MikeBPRR wrote:But Montgomery County seems to have placed a far greater priority in the R6 Extension Study than in restoring the line to Newtown. Just based on the fact that at least upper Montco and lower Bucks Co. at least have some train service, restoring passenger service to the gridlock of the 422 corridor makes more sense. Newtown won't happen until after that is resolved. Don't disparage the county entirely - they salvaged the SVM catastrophe and put forth a good, workable proposal that would have been shovel-ready for stimulus money if SEPTA had published it in 2003. If the county wasn't serious about mass transit, they wouldn't have done that.
You are absolutely right. MontCo does have their hands full with the SVM, which does address an area totally bereft of commuter trains whatsoever (note where I live). That should be the priority because it is sorely needed. There are no nearby lines for commuters to run to like the R2/R3 for Newtown.
However, the SVM is also a much bigger undertaking, dealing with additional factors not present in the Newtown line. Freight owner, greater distance, Berks County (in place of Bucks), etc. MontCo has a larger stake in the SVM, and that is fine. But it is at the expense of the Newtown line. I am used to the Newtown line constantly pushed on the backburner year after year.
And yes, it appears the trail is more the work of a few politically connected folks in Abington township than the general riding public. I am sure if we polled current Abington riders on the R2, R3 and R5, they would want to the Newtown line back to relieve congestion.
The sad reality is that there is zero community effort here. Instead, one community pits there wits against the other. Montco is well the aware that the Newtown line really is not a big player in their county. They have the R2/R3/R5 for that. Bucks County is the real beneficiary here. If MontCo planners and townships actually found their moral compass, they would say "let's just leave the line alone. Bucks will need it, so let's not ruin their chances." Instead, they destroyed the line every way possible. Culverts, trails, back door deals...meanwhile, Bucks (particularly Southampton and Newtown) are the real losers here. And they cannot do a damn thing about it. All for what?
MikeBPRR wrote:People have been talking about it lately, though. Are any of these postings your work, Pacobell?

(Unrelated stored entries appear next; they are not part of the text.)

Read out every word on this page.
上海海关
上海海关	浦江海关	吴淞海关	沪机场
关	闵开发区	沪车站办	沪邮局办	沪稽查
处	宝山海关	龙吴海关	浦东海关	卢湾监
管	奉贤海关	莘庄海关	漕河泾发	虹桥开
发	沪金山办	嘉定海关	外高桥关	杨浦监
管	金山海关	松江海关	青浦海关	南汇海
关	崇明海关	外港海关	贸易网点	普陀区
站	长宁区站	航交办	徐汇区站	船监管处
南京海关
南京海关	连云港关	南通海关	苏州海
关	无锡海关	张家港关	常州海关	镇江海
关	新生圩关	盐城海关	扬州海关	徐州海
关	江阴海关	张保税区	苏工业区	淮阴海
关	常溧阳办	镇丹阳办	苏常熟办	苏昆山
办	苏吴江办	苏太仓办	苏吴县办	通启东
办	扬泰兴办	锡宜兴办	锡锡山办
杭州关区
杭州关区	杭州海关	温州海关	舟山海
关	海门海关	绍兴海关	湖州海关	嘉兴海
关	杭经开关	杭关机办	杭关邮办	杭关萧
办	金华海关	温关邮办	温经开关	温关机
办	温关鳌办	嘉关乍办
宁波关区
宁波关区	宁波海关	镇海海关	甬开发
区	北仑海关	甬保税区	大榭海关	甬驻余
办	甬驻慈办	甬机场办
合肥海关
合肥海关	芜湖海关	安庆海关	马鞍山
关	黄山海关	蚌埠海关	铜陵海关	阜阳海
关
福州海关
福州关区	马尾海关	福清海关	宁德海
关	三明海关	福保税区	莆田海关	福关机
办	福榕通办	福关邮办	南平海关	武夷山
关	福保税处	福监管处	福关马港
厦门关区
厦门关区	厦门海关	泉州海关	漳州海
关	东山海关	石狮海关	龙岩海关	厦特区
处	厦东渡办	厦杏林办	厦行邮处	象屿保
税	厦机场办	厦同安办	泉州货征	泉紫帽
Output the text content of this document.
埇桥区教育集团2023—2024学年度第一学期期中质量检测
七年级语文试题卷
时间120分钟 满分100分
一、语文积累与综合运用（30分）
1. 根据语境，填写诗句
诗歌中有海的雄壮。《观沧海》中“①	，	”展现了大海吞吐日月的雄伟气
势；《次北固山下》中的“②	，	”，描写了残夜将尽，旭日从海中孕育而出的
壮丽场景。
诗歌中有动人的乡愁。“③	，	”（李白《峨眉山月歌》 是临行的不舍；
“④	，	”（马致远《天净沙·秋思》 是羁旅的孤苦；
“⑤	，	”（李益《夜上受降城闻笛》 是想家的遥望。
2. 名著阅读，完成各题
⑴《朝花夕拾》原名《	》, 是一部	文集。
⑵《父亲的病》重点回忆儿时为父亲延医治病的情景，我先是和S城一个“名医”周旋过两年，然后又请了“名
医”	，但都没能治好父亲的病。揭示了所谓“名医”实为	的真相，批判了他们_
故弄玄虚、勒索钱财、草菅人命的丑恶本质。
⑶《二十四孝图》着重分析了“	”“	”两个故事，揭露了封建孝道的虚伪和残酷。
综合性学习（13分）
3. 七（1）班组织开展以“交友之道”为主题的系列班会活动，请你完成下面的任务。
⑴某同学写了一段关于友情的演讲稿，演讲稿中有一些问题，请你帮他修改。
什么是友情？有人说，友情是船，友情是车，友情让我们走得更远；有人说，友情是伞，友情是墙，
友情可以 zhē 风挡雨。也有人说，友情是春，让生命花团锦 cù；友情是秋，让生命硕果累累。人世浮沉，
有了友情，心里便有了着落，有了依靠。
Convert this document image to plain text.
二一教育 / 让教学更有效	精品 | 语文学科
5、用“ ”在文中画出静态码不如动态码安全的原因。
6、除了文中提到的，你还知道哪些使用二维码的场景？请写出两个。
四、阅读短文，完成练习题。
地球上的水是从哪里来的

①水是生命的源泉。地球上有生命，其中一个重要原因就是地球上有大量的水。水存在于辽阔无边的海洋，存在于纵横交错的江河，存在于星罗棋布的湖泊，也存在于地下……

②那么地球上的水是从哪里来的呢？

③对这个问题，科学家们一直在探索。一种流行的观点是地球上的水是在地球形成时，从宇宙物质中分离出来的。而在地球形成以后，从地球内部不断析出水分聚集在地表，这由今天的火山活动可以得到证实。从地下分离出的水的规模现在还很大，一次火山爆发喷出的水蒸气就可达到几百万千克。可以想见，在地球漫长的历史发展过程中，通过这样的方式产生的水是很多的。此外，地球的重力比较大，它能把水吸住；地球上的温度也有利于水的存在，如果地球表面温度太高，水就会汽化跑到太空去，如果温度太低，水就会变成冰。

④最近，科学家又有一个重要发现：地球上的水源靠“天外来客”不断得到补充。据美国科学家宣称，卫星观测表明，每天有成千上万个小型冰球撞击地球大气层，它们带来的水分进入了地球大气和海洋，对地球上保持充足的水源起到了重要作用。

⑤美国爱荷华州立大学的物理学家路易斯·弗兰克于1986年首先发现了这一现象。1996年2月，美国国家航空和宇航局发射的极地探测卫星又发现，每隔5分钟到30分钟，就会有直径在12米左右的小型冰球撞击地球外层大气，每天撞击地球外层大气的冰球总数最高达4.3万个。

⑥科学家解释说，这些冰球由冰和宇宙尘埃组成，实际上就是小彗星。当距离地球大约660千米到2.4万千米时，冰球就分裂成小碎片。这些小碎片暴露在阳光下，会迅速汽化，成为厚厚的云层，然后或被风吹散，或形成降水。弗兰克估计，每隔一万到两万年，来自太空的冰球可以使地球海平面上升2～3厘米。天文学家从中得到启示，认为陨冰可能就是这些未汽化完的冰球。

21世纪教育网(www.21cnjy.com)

Hi - no, 'twernt' me. That looks like a person named TransitChuckG
. I don't think I am even on subchat.com
ChrisInAbington, why does the brass of Abington oppose restoration? Does their opposition reflect the locals? Why is there opposition?I must admit I'm not sure if there even is "opposition." I suspect that was more the opinion of the one gentleman quoted, not the administration. I don't believe it is a long simmerng dispute, but more likely just a few NIMBY's that are reasonably well connected. I don't know of anyone that would personally be against restoration of the line, and I don't see my township as having as publicized desire to kill any regional transportation proposals. (certainly nobody campaigned on the issue). As for why the bike trail was created so quickly, the county must have had somebody light a fire under their butt. I remember a few years back the same was done for the Perkiomen trail, and that was with private landowners already on the land being used. Again as a private citizen, I'd rather have a train line than a trail. However, I'd rather have a trail than nothing and I suspect most others have in a similar outlook. I just have little faith that 15 years from now SEPTA would have gotten any further along the way to restoring service along the ROW.
Perhaps an interesting perspective would be from the DVRPC. How do they see the corridor in 25 years? Is this permanently part of the regional trail program?
ChrisinAbington - that is really all it is. The line is pretty well secluded in the are of the trail, so the few landowners (with $$$) probably contacted/paid their Commissioner (Robert A. Wachter, Esq
., Commissioner Ward-2 Abington, [email protected]
) to do a little back-door deal with SEPTA real estate, and---boom---done and breakneck speed. Based on the towns in Abington township, nearly all have an R-line through them, all of which are very busy. Me thinks the Newtown line would receive a great deal of Abington support if it were promoted and put on the radar as a viable transportation link.
Dirty politics, laced with lies about the line and several very wealthy, connected lawyers, poretty much got together on the sly with Wachter (I know for a fact that Commissioners in the other Abington wards were not even aare of the trail deal), bullied a weak SEPTA into trashing the trackage within the confines of Abington, and then the trail-to-nowhere was done. Mission accomplished.
ChrisinAbington - if you go here http://www.r8newtown.com/action.html
, make your voice known to Wachter as a concerned an Abington citizen.